Later, clad in his spacesuit and crawling into the spaceship on his hands and knees, he realised that the dream he had had when he was nine years old was now about to come true.

“You have taken the dreams of that nine-year-old boy, which were impossible and dauntingly scary, and figured out a way to reprogram your primal fear,” he says. “That enabled me to come back with a set of experiences and a level of inspiration for other people that never could have been possible otherwise.”

Colonel Hadfield has inspired thousands of children and adults, and his attitude to science education is optimistic. “Our level of worldwide scientific literacy has never been higher,” he says. “When you look at the number of people who have access to education and access to the internet, it is tremendously enabling; anybody who has any curiosity can look up any fact they want to pursue. It really bodes well.”

And, he adds, he will never forget his own inspiring teachers.
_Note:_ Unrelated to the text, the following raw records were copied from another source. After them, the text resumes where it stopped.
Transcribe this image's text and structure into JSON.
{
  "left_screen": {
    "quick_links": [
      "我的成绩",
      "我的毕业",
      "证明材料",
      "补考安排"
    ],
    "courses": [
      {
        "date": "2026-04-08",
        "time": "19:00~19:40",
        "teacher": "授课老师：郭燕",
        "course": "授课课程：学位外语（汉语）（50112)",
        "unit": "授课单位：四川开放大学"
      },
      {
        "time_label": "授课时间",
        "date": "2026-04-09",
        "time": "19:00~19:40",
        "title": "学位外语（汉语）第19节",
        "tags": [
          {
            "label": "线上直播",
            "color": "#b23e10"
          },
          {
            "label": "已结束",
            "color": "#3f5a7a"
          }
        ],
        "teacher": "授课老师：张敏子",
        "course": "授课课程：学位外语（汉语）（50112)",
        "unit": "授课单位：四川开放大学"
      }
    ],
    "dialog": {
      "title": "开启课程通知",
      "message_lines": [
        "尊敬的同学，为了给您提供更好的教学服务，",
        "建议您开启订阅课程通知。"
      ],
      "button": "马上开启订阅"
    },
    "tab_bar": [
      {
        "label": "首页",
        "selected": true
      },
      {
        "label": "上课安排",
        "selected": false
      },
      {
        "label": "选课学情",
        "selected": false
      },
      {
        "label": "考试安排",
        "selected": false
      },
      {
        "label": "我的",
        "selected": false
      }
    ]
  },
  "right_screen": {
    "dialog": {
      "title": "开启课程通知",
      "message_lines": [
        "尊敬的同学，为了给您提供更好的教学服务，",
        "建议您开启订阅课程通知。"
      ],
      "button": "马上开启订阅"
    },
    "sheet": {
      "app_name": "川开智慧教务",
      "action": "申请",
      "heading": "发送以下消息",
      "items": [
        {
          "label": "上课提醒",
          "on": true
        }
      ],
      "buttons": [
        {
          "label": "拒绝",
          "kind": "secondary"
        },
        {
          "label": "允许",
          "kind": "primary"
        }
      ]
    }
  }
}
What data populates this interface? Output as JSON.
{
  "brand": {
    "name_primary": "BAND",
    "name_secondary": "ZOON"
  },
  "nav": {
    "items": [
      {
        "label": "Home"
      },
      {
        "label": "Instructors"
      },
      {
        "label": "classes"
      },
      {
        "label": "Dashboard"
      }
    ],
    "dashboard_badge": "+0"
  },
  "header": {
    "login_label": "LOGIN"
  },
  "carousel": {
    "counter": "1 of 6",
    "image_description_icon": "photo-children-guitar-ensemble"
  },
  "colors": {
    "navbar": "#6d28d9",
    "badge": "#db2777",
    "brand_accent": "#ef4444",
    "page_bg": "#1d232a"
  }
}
“Every single one of us is for ever indebted to the people who have taught us,” he says. “Sometimes the lessons came in a formalised setting and sometimes not, but we are all in debt to the people who took the time to teach us the skills that we have.

“I very much feel that way towards all the teachers that have taught me. And I also think that if someone has taken the time to teach you something, you now have a debt and you really owe it to make sure that someone else gets an education as least as good as your own.

“It is the only way that we can have the quality of life that really enables people to succeed.”

Questions that are out of this world

Chris Hadfield called on schoolchildren in the UK and Ireland to ask him questions on Twitter and Instagram, using the hashtag #personalrocketscientist

Oisin, aged 6, asked: “What does space smell like?”

Answer: “A bit like gunpowder or brimstone, like a witch has just been there.”


Liam, aged 9, asked: “How did you have enough oxygen to stay in space so long?”

Answer: “The space station is sort of like a big metal bubble and slowly we use up the oxygen, so every ship that visits us brings a little bit more oxygen. That’s how we stay alive in space.”


Sam asked: “How many asteroids did you see from the ISS?”

Answer: “The Earth gets hit by 100 tonnes of meteorites a day but you don’t see them very often. I only saw one, so even though asteroids are flashing by the space station all the time I only saw one in six months in space.”